Павел Гаврилович походил по комнате, остановился.
— Могу я вам рассказать про один эпизод на фронте?
— Рассказывайте, мне все равно, раз не отпускаете.
— Значит, так, — сказал Балуев. — Было это на севере, зимой. Ползли мы по снегу. И зарывались головой в него не потому, что снег — защита, а потому, что страшно, а на нас — танки и авиация тоже. И от каждого удара земля под тобой, словно гигантское брюхо, то вздымалась, то опускалась. И, как водится, в такие минуты молишь только об одном, невесть кого молишь: только бы выжить, только бы выжить! И больше ни о чем не думаешь. И весь ты сплошная судорога мыслей и тела. И ты сам себе кажешься огромным и единственным на всей земле. И будто только по тебе одному бьют. Невдалеке от меня полз Зеленцов, смирный такой солдат. Он прямо из школы в армию попал. И старшину слушался, как в школе учителя. И вот стукнула бомба, обдало жаром, швырнуло меня. Очнулся. Сел. Щупаю. Цел, кажется. Только ноги, как ватные, не действуют. А Зеленцов все ползет, а на лице у него вместо глаз кровавые раны: вышибло глаза взрывной волной. Ползет он боком, упираясь на локоть, и, положив два пальца в рот, свистит. Знаете, как свистят ребята, когда голубей гоняют? Помешался? Нет, это он чтобы внимание к себе привлечь. Подобрался к нему другой солдат, гляжу, хочет перебинтовать ему лицо, но Зеленцов его оттолкнул, о чем–то поговорил, снял с себя пояс, обвязал взятые у солдата гранаты вместе со своими в пачку и пополз дальше один навстречу танку. Как он гранаты бросил, я не увидел: меня снова подшибло, и уже основательно. Но вот как этот ослепший паренек свистел, подзывая к себе товарища, я запомнил до конца своей жизни. Не для того свистел, чтобы тот ему помощь оказал. Решение, значит, он сразу принял, гранаты ему понадобились, чтобы как следует танк рвануть. И рванул. Там сейчас, на берегу водохранилища, обелиски поставлены, и на них имя Зеленцова и мое тоже.
— А вы как в мертвые затесались?
— Санитар посчитал убитым, документы взял. А я ночью очнулся, другой, тоже сильно раненный, мне помог выползти, потом нас партизаны подобрали.
— И вы свое имя с памятника не соскоблили? Зачем же людей обманываете? Вас люди небось почитают, которые к памятнику приходят. А вы живой.

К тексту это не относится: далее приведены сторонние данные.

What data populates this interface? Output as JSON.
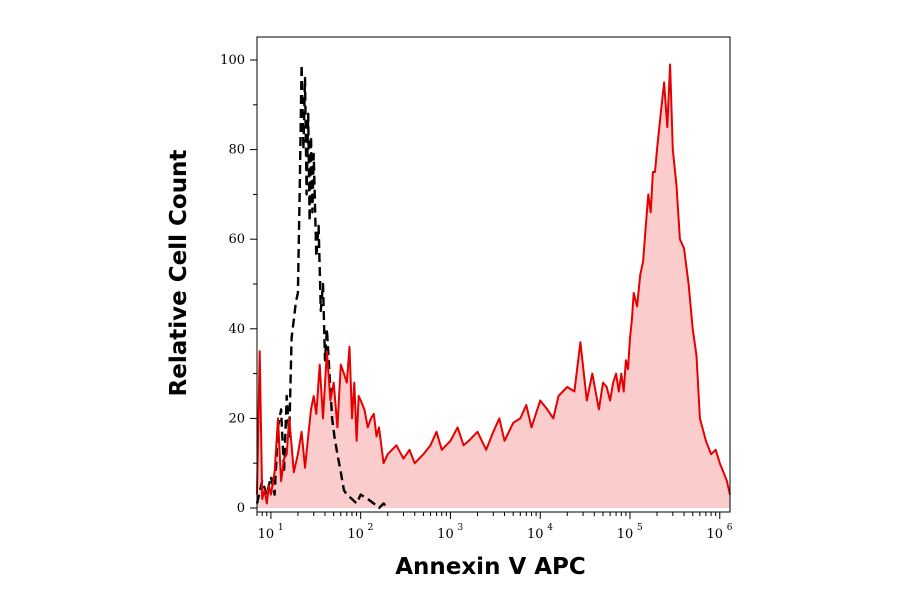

— Правильно. Хотел соскоблить, а потом раздумал.
— Странно. Такой человек солидный — и вдруг на обман согласились.
— Видите ли, — сказал Павел Гаврилович, — мы все, кто живы, обязаны жизнью тем, кого сейчас нет. Если бы Зеленцов не подорвал танк, тот бы по мне прокатился и еще других расплющил. Понятно?